Ils sont assis tous les deux, face à face,
sans un mot. Elle, la cinquantaine, ouvre et ferme la carte des menus ;
lui, déplace sans arrêt son verre. Le garçon les regarde de loin et n’ose pas
s’approcher pour prendre leur commande. De temps en temps, leur regard se
croise, un sourire brille dans leurs yeux, il lui caresse tendrement la main.
Elle a la tête baissée et des pensées se bousculent en elle. Elle revoit avec
nostalgie leurs années de bonheur, leurs étreintes amoureuses, la naissance des
enfants, leur croisière sur le Nil, le seul voyage qu’ils n’aient jamais fait…
Lui, semble perdu loin, très loin dans ce
passé où il la vit pour la première fois. Timide jeune fille brune aux grands
yeux verts. Il a tout de suite aimé
ses lèvres fines, ses petites oreilles qui, plus tard, il aimait tant à
mordiller. Elle portait une robe bleue, légère, avec des sandales assorties et
un sac jeté négligemment en bandoulière. Ses cheveux noirs flottaient sur ses
épaules. Il sut de suite qu’elle serait sa femme et, trois mois plus tard, ils
ressortaient émus et heureux de l’église…

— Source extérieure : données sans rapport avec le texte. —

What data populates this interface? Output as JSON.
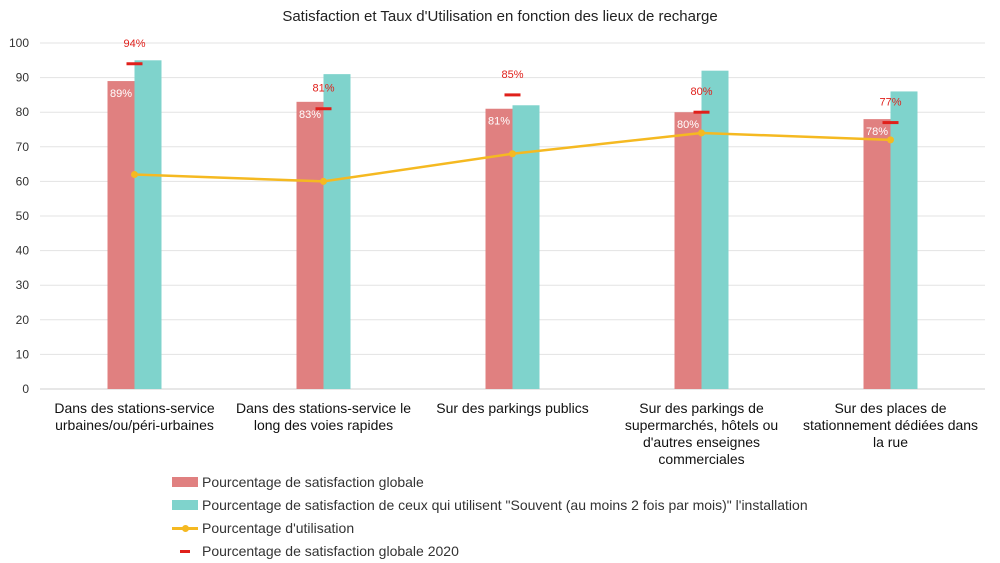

Le silence se prolonge. Une larme coule le
long de la joue de la dame. Son mari y dépose un baiser. Puis il se décide à
faire signe au serveur : « Du foie gras, s’il vous plaît, avec une
bouteille de champagne et comme dessert une énorme omelette norvégienne ».

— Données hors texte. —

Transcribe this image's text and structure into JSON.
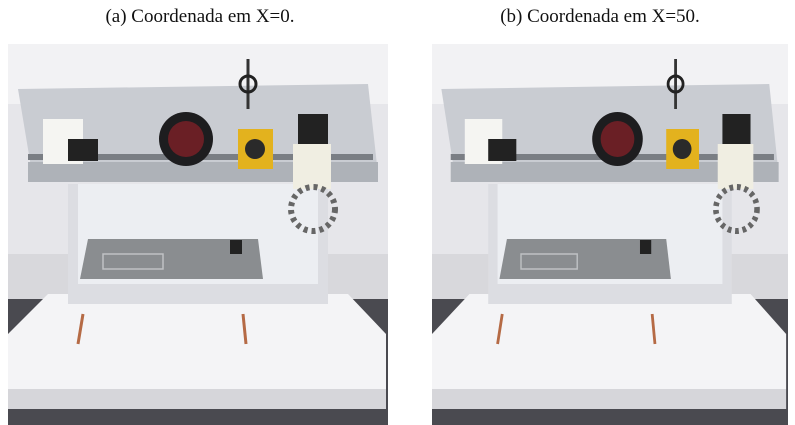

L a dame hoche la tête, réprobatrice, mais si c’est son plaisir, pourquoi ne
pas le suivre dans cette folie ? De toute façon, après ce qu’il lui a dit,
elle est étonnée d’avoir accepté ce repas. Elle-même doit être un peu
folle !! L’a-t-il fait par un reste de tendresse, d’amitié, pour
adoucir cette révélation qui lui broie
le cœur ? Et pourtant elle continue à se taire et n’arrive pas à avaler un
seul morceau de ce foie gras dont elle raffole…

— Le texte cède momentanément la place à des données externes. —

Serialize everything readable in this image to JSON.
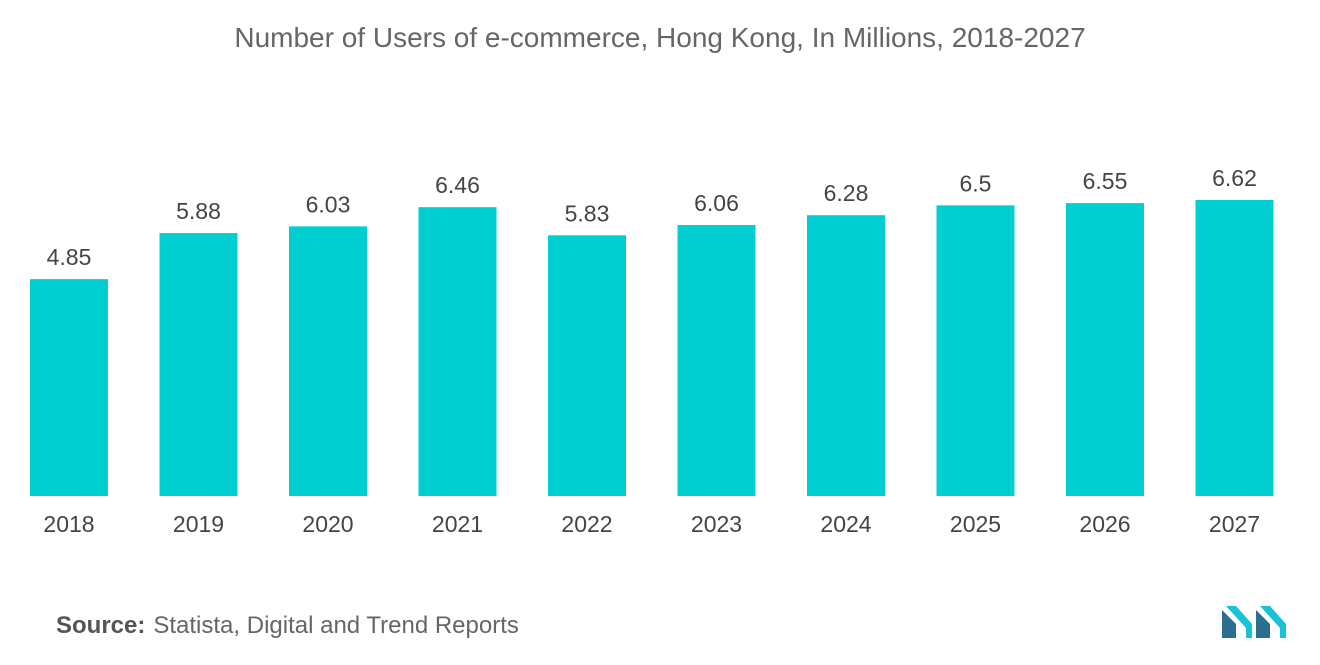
{
  "title": "Number of Users of e-commerce, Hong Kong, In Millions, 2018-2027",
  "source": {
    "label": "Source:",
    "text": "Statista, Digital and Trend Reports"
  },
  "colors": {
    "bar": "#00CED1",
    "text": "#444444",
    "logo_dark": "#2a6f8f",
    "logo_light": "#19c3d6"
  },
  "chart_data": {
    "type": "bar",
    "title": "Number of Users of e-commerce, Hong Kong, In Millions, 2018-2027",
    "categories": [
      "2018",
      "2019",
      "2020",
      "2021",
      "2022",
      "2023",
      "2024",
      "2025",
      "2026",
      "2027"
    ],
    "values": [
      4.85,
      5.88,
      6.03,
      6.46,
      5.83,
      6.06,
      6.28,
      6.5,
      6.55,
      6.62
    ],
    "value_labels": [
      "4.85",
      "5.88",
      "6.03",
      "6.46",
      "5.83",
      "6.06",
      "6.28",
      "6.5",
      "6.55",
      "6.62"
    ],
    "xlabel": "",
    "ylabel": "",
    "ylim": [
      0,
      6.62
    ],
    "grid": false,
    "legend": "none"
  }
}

« Mange, je t’en prie. Ça me fait mal
de te voir réagir ainsi. Tu sais, la vie nous apporte quelques surprises. Nous
resterons amis. Je sais que ça te fait mal, mais je veux refaire ma vie. Je
n’oublie rien de nos années passées, mais je n’ai plus qu’une grande affection
pour toi. A notre âge, à quoi bon se mentir, ce serait indigne de nous et pas
honnête de ma part ».
A ce mot, elle redresse fièrement la tête,
le fixe un moment d’un regard méprisant et, calmement, elle prend la bouteille
de champagne et la déverse entièrement sur la tête de son mari :
« C’est pour bénir ta nouvelle vie » dit-elle à voix haute.